Diese Wartungsintervalle müssen eingehalten werden

Die Wartungsanforderungen gemäß T 021 / T 023 besagen, dass im Falle von mobilen Gaswarngeräten vor jeder Arbeitsschicht bzw. bei einem Mehrschichtbetrieb einsatztäglich eine Sichtkontrolle sowie ein Anzeigetest erfolgen müssen. Eine Funktionskontrolle muss alle vier Monate durchgeführt werden, während eine Systemkontrolle nach einem Jahr erforderlich ist. Alle drei Jahre muss zudem eine Kontrolle der Aufzeichnungen vorgenommen werden.

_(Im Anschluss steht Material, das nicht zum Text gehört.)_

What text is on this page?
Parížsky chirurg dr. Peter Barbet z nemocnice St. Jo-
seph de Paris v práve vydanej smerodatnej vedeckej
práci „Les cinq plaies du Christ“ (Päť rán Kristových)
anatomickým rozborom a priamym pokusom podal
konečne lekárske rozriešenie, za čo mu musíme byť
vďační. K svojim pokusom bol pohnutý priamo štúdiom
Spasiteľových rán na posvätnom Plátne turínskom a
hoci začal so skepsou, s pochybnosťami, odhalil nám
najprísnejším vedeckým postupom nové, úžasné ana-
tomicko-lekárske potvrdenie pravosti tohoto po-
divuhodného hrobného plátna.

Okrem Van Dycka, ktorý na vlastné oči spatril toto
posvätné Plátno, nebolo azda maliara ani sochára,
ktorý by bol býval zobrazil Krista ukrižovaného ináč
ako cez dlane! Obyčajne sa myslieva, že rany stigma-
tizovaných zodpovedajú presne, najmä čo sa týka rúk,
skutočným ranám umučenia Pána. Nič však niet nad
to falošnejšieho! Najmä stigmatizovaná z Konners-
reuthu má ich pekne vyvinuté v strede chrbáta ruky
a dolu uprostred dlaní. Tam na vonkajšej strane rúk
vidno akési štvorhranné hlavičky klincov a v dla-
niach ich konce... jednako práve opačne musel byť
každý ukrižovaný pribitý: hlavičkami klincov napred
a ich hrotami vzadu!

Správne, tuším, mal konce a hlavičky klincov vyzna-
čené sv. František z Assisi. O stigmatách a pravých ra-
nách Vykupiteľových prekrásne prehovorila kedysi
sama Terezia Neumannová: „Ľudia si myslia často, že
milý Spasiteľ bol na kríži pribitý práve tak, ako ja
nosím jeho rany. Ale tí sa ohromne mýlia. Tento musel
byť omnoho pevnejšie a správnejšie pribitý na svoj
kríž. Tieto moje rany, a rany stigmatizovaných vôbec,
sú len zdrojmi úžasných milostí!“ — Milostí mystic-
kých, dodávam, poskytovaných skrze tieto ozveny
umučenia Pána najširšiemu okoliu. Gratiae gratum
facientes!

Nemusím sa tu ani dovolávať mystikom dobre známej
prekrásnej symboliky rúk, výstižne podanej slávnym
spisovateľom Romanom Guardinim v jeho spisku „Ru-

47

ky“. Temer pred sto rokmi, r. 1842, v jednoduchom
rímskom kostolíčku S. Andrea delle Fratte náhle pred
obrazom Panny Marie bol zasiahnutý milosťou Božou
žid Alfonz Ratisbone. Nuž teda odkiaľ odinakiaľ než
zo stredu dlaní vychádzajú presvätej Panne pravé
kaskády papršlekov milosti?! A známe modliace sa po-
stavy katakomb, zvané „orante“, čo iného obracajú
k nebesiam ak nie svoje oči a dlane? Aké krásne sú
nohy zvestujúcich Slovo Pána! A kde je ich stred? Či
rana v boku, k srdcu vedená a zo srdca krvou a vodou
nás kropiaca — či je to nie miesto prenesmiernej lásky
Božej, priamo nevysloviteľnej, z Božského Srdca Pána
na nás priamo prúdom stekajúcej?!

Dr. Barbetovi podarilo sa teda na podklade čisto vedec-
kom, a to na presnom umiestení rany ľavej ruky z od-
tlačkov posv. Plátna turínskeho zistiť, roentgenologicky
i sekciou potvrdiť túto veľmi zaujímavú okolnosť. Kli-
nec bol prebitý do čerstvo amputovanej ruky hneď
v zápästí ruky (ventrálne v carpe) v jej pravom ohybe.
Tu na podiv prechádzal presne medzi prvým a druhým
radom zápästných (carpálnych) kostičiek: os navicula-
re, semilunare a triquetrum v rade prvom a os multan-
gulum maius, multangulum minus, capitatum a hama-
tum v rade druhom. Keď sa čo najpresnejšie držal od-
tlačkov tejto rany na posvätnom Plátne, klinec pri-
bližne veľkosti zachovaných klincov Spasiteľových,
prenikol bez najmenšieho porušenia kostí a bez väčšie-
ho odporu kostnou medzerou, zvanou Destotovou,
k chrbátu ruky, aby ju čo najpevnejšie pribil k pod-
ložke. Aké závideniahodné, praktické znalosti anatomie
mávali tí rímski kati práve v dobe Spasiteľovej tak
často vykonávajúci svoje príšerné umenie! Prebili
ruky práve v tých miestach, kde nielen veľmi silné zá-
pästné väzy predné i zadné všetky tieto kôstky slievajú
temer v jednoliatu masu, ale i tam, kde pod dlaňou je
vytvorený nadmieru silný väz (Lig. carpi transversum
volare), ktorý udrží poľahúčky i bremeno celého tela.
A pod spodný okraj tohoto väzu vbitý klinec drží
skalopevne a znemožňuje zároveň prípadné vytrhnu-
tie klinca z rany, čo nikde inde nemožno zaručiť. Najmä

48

Bei einer ortsfesten Gaswarnanlage sind die Wartungsanforderungen ähnlich: Hier muss die Sichtkontrolle gemäß T 021 und T 023 jedoch nur einmal pro Monat erfolgen, die Funktionskontrolle alle vier Monate und die Systemkontrolle einmal jährlich. Die Aufzeichnungen müssen alle drei Jahre kontrolliert werden.

Für welche Wartungsarbeiten ist eine spezielle Qualifikation notwendig?

Bei den verschiedenen Kontrollarten gilt es zu beachten, dass jeweils eine unterschiedlich hohe Qualifikation notwendig ist. Die tägliche Sichtkontrolle kann der Betrieb beispielsweise selbst durchführen, wenn die dafür zuständige Person eingehend unterwiesen wurde. Bei der Funktionskontrolle bedarf es hingegen geschulten Fachpersonals, und die Systemkontrolle darf sogar nur von befähigten Personen durchgeführt werden, die eine intensive Ausbildung und regelmäßige Nachschulungen absolviert haben. Denn: Ein großer Erfahrungsschatz und aktuelles sowie tiefgehendes Know-how sind bei dieser Art von Kontrolle unerlässlich. Selbiges gilt für die Kontrolle der Aufzeichnungen, die in größeren Zeitabständen vorzunehmen sind.